For non-blogging reasons I was having a look at what had happened in history on the 18th November. Quite a few things it turns out, but the one that caught my eye was 18th November 1307 – the date that William Tell shot the apple with a crossbow that was on the head of his son. An act that apparently led to the eventual formation of the Swiss Confederation. Sort of Robin Hood, but more impact and less redistribution of wealth.
It is not possible for me to think about William Tell without humming the William Tell Overture (Rossini 1829), which of course I mainly know from it being the theme tune of The Lone Ranger television series which was aired many (no seriously, many) years before I was born but has been repeated and shown so often I do remember it.
So what is the gardening link to this? I don’t even like apples unless they are baked in crumble or pie and served with custard! Well my thoughts turned to the things that make me remember certain things and that have influenced me hugely as an adult.
Let’s be clear, Oliver Postgate and Peter Firmin have a lot to answer for. The Pogles was and is one of the most important influences in my early years. There was Mr and Mrs Pogle, their adopted son Pippin (the fairies gave him to the Pogles as a thank you gift, (not child exploitation – an act of genuine kindness to an ageing childless couple), and there was Tog a stuffed stripy toy that was brought to life. I wanted to be Tog, he was my hero, I spoke like him without even trying! Key to all this though is that the Pogles was about living with nature. They lived in the wood, a hedgepig woke them every morning by ringing the doorbell and in the shade of their tree grew Plant. Plant was a huge, towering poppy looking, magical, plant. They fed Plant with bilberry wine every day. Once given his wine Plant would tell the Pogles stories. It was a sort of benign group hallucination effect but for a four year old, just magical. I don’t give my plants bilberry wine to drink, but I loved Plant and I think that was the early start of all that has followed since.

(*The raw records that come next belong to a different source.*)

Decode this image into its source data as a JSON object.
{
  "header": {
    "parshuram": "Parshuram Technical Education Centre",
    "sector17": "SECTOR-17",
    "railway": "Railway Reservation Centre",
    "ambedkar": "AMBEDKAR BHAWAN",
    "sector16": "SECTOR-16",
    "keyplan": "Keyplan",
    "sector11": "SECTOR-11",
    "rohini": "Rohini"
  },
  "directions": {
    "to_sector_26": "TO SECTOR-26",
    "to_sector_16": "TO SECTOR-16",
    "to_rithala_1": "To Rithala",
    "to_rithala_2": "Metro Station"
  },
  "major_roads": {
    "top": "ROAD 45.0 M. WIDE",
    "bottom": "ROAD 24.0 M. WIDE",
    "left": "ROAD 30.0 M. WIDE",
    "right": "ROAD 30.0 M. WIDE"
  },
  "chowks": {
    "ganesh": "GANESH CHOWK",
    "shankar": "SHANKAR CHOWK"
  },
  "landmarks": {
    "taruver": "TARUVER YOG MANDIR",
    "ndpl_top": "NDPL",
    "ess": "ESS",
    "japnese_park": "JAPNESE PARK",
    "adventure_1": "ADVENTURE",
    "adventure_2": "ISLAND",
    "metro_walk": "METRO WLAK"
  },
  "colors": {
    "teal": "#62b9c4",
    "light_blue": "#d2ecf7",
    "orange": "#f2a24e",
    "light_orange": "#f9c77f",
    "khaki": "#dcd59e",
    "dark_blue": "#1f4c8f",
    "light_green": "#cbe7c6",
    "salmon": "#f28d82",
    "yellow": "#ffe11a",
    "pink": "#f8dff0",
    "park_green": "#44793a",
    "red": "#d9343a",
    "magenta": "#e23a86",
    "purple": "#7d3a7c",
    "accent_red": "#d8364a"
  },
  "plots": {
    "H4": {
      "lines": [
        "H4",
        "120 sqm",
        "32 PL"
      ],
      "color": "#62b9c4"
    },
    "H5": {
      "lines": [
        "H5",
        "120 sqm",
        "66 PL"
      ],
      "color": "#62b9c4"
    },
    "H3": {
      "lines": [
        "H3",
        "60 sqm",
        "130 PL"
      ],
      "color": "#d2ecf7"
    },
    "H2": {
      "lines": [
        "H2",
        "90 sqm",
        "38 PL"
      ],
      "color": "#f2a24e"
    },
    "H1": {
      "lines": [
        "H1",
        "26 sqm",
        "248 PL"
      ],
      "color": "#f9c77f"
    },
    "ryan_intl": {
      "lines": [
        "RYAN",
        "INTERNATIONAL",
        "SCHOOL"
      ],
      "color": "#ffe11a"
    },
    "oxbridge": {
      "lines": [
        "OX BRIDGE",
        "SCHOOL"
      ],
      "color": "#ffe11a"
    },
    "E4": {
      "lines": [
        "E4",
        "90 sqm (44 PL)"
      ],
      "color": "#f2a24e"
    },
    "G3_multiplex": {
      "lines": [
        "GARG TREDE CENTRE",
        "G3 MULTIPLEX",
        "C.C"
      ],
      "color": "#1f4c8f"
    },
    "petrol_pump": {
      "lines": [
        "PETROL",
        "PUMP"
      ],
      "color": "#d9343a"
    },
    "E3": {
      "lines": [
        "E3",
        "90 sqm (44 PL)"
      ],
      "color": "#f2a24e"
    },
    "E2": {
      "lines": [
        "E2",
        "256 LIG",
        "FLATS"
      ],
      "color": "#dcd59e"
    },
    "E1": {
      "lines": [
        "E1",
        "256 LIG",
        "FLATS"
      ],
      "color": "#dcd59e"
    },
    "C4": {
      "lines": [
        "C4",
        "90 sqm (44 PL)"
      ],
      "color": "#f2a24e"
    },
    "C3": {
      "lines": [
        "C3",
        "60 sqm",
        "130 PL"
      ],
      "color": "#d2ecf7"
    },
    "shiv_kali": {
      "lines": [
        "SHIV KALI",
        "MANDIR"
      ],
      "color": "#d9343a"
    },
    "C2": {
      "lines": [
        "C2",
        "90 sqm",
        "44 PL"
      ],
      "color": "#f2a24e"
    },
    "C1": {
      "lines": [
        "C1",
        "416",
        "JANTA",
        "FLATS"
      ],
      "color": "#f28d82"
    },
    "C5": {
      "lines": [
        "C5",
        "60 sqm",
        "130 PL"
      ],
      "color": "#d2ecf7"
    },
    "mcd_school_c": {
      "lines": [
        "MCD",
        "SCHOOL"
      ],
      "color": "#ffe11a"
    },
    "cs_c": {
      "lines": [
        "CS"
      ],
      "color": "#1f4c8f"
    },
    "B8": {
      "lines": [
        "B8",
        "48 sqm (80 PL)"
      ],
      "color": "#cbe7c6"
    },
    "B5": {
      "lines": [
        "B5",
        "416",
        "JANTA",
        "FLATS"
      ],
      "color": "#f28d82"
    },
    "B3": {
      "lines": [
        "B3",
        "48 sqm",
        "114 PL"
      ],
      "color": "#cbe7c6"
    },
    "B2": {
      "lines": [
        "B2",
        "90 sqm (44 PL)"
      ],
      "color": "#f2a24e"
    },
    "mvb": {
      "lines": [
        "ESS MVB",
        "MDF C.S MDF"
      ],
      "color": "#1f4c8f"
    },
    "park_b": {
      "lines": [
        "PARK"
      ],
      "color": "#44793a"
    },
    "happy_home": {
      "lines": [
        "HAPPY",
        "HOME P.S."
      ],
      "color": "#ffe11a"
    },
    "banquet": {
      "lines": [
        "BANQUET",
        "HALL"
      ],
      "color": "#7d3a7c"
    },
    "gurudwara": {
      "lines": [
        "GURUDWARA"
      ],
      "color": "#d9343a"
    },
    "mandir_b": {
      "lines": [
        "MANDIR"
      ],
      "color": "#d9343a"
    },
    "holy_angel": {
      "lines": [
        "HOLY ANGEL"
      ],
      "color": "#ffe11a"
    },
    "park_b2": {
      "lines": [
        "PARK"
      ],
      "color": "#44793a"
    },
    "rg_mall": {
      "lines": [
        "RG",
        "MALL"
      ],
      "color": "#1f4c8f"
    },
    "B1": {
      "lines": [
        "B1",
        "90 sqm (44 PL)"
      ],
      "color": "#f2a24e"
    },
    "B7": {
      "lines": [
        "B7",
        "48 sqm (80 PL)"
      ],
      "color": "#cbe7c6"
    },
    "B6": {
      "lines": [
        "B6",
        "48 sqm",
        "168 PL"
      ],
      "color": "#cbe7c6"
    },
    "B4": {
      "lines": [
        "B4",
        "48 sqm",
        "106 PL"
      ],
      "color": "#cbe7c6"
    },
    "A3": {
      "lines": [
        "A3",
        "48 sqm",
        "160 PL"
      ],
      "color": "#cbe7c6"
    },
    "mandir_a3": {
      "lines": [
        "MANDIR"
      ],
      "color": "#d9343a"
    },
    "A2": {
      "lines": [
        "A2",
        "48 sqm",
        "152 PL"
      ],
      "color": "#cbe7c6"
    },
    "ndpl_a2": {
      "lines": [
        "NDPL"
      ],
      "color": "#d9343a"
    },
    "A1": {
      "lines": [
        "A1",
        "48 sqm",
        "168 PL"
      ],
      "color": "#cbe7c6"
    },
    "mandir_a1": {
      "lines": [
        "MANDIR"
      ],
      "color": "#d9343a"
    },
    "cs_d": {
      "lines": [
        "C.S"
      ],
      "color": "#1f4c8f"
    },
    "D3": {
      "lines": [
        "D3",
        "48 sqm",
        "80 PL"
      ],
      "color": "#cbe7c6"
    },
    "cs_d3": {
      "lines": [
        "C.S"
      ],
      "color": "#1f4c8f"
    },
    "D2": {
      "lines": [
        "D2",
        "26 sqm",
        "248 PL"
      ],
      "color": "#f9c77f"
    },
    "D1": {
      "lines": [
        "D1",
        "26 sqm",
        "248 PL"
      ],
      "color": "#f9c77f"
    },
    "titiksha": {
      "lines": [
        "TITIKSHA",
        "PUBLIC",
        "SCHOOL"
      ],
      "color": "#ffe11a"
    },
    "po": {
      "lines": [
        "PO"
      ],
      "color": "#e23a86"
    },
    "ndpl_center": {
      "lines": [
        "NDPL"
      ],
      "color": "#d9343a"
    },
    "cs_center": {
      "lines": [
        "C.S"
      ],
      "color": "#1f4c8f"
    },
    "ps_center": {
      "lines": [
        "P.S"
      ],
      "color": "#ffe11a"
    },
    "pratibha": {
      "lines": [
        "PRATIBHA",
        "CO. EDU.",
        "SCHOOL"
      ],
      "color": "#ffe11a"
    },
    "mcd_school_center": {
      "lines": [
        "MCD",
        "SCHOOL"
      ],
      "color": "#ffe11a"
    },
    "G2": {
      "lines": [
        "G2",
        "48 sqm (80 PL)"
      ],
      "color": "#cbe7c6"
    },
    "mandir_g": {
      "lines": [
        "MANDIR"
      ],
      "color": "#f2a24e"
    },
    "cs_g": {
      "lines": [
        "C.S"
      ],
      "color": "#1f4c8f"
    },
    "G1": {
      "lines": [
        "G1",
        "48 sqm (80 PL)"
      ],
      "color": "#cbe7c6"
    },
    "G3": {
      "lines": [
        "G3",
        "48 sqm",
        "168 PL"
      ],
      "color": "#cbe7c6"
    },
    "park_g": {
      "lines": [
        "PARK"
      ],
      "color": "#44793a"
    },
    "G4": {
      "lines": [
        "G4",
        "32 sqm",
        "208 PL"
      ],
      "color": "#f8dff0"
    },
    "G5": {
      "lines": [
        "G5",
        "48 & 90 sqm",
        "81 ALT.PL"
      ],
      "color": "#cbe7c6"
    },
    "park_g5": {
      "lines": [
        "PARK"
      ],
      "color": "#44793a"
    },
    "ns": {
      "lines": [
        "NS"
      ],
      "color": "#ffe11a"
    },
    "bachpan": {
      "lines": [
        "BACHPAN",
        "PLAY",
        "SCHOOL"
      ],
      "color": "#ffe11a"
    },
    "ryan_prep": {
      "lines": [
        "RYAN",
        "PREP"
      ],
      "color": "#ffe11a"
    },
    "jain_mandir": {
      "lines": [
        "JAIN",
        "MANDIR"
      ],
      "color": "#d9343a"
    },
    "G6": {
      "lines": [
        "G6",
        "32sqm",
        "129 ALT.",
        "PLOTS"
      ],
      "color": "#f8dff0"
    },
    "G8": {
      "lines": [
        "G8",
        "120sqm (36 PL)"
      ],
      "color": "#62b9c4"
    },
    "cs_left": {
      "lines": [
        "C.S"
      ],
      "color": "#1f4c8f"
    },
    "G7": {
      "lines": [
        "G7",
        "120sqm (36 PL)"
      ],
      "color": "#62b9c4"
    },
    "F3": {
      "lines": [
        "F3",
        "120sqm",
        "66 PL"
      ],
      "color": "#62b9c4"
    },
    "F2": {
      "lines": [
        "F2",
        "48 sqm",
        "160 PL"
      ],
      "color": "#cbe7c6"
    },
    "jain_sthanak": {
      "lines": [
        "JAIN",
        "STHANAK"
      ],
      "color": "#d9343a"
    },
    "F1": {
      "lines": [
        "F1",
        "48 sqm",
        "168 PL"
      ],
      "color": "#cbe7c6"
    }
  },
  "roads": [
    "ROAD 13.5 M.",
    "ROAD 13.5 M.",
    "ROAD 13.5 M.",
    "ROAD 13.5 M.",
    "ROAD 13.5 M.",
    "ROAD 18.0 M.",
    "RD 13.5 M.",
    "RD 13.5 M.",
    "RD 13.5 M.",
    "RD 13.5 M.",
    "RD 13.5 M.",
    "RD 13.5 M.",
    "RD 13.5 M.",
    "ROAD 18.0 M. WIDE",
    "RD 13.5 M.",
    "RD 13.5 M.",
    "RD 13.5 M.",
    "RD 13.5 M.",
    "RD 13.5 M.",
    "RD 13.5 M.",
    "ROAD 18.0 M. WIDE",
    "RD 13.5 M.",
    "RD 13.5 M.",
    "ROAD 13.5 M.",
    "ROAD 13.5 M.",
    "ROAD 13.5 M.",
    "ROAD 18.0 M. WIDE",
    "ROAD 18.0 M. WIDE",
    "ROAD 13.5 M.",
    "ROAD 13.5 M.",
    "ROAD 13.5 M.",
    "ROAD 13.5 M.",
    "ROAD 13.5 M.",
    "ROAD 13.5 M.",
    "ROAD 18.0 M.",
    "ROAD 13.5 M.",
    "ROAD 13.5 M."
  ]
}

Leap ahead a few years and you get to The Herbs (Ivor Woods and Michael Bond). Each character was the name of a herb. Dill the dog, Parsley the Lion, Tarragon the Dragon and so on. I had never heard of chives before watching this. I spent years trying to grow parsley (failing largely) and tarragon was just an exotic dream! I won’t even go into Pashana Bedhi,which for years I could not even find out what that was; only to find out it is Indian Borage (Plectranthus amboinicus). These programmes raised an interest in plants, herbs and their uses though that obviously still remains.
Move forward many years and now I still gain inspiration for my garden from the films I watch, books I read and the television I enjoy. Hence the Portmeirion and Susan Williams Ellis roses (The Prisoner). I am waiting for my delivery of the Sir Clough rose which will make me silly happy. Oh and then there is V for Vendetta with the Scarlet Carson rose. Yes, I know, it doesn’t exist, it should be the Violet Carson rose which is the one named in the graphic novel and to my great delight links to Coronation Street. Sadly though, it is very difficult to get hold of in this country and to be honest, it’s a little too peachy for me. There is a definite criteria to actually make it into my garden.